Il est vrai que les dirigeants européens ne sont pas très rassurés. Jusqu’ici ils s’accommodaient bien de cet arc de pays autoritaires qui formait la frontière sud de l’Union. Ils avaient noué des accords stratégiques comprenant des dimensions économiques, politiques et militaires avec la plupart d’entre eux. Accords où la question de la démocratie à la sauce droit-de-l’hommiste n’était que pure rhétorique. C’est pourtant cette bannière que dirigeants européens et nord-américains agitent en toute occasion pour justifier leur entrée en guerre ou leurs interventions militaires et civiles dans des situations de «crise».

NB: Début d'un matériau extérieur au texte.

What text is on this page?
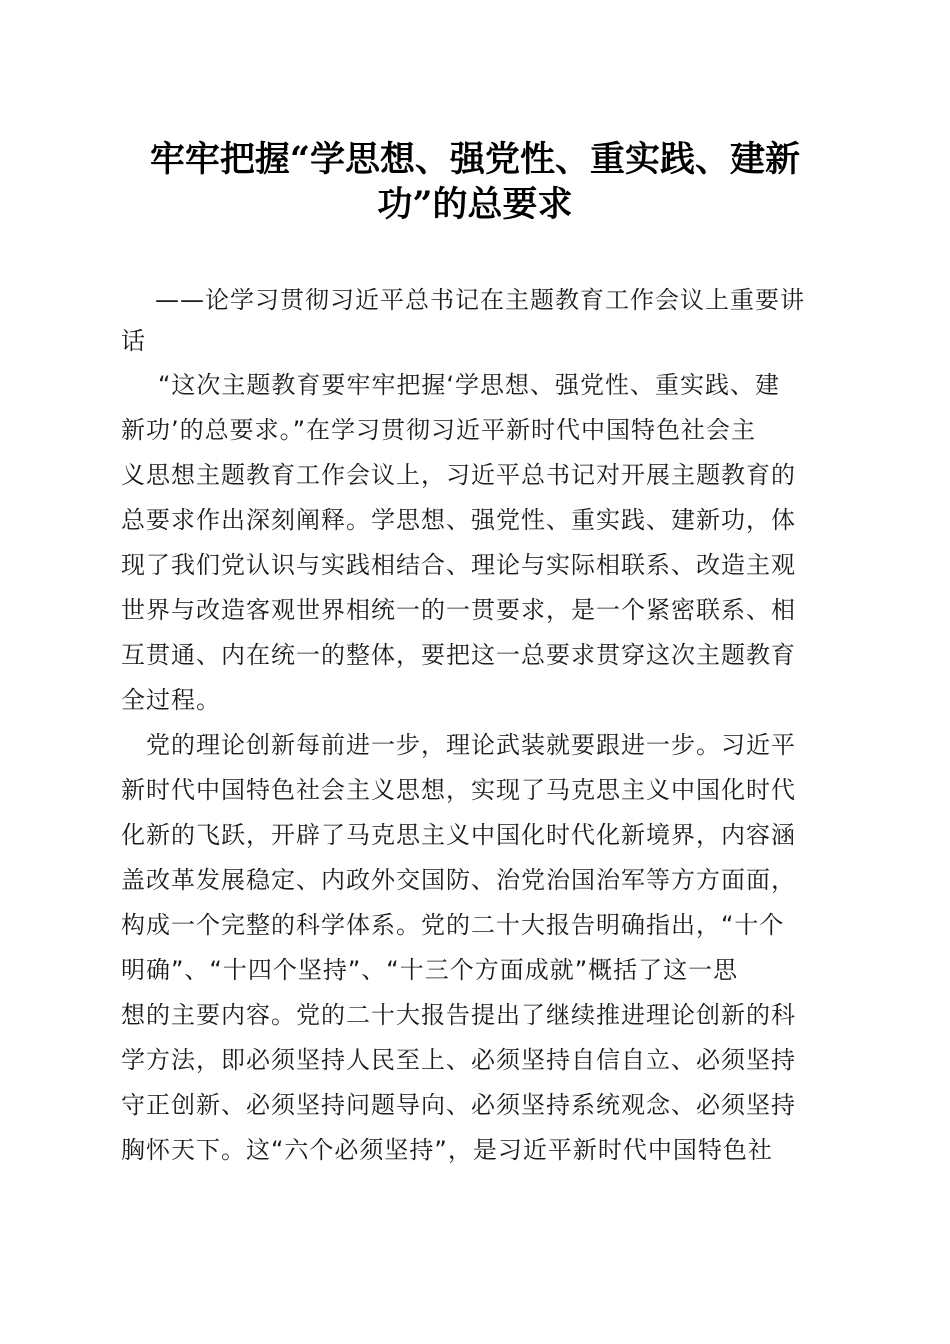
牢牢把握“学思想、强党性、重实践、建新
功”的总要求
——论学习贯彻习近平总书记在主题教育工作会议上重要讲
话
“这次主题教育要牢牢把握‘学思想、强党性、重实践、建
新功’的总要求。”在学习贯彻习近平新时代中国特色社会主
义思想主题教育工作会议上，习近平总书记对开展主题教育的
总要求作出深刻阐释。学思想、强党性、重实践、建新功，体
现了我们党认识与实践相结合、理论与实际相联系、改造主观
世界与改造客观世界相统一的一贯要求，是一个紧密联系、相
互贯通、内在统一的整体，要把这一总要求贯穿这次主题教育
全过程。
党的理论创新每前进一步，理论武装就要跟进一步。习近平
新时代中国特色社会主义思想，实现了马克思主义中国化时代
化新的飞跃，开辟了马克思主义中国化时代化新境界，内容涵
盖改革发展稳定、内政外交国防、治党治国治军等方方面面，
构成一个完整的科学体系。党的二十大报告明确指出，“十个
明确”、“十四个坚持”、“十三个方面成就”概括了这一思
想的主要内容。党的二十大报告提出了继续推进理论创新的科
学方法，即必须坚持人民至上、必须坚持自信自立、必须坚持
守正创新、必须坚持问题导向、必须坚持系统观念、必须坚持
胸怀天下。这“六个必须坚持”，是习近平新时代中国特色社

Quand l’Europe parle d’humains, ce sont par exemple cinq milliards d’euros versés chaque année à la Libye en contrepartie desquels Kadhafi s’engageait à arrêter le flux de migrants venu d’Afrique. Concrètement, cela donnait des réfugiés arrêtés en pleine mer par les patrouilles italiennes qui, quand celles-ci ne les coulaient pas, les redirigaient vers la Libye où ils étaient enfermés dans trois camps de mille places en plein désert. Concrètement, c’est aussi actuellement ne pas bombarder la marine militaire de Kadhafi parce que celle-ci servira au futur pouvoir pour continuer la même sale besogne. Le CNT, Conseil national de transition, a d’ailleurs signé le 17 juin à Naples la poursuite de cet accord avec l’Italie s’il parvenait à s’emparer du pouvoir. La construction d’un nouveau camp est d’ores et déjà prévue à Benghazi.

Quand l’Europe parle de démocratie, cela consiste aussi à injecter de l’argent au Maroc pour qu’il fortifie les colonies espagnoles de Ceuta et Melilla sur le continent africain, à coup de barbelés, de miradors et de balles. La démocratie, ce sont des drones survolants les frontières européennes pour faire la chasse aux «clandestins» ; ce sont des appareils qui détectent les battements de cœur pour repérer les migrants qui se cachent dans des camions ou des trains pour pénétrer dans ce modèle de moralité et de civilisation que prétend être l’Europe.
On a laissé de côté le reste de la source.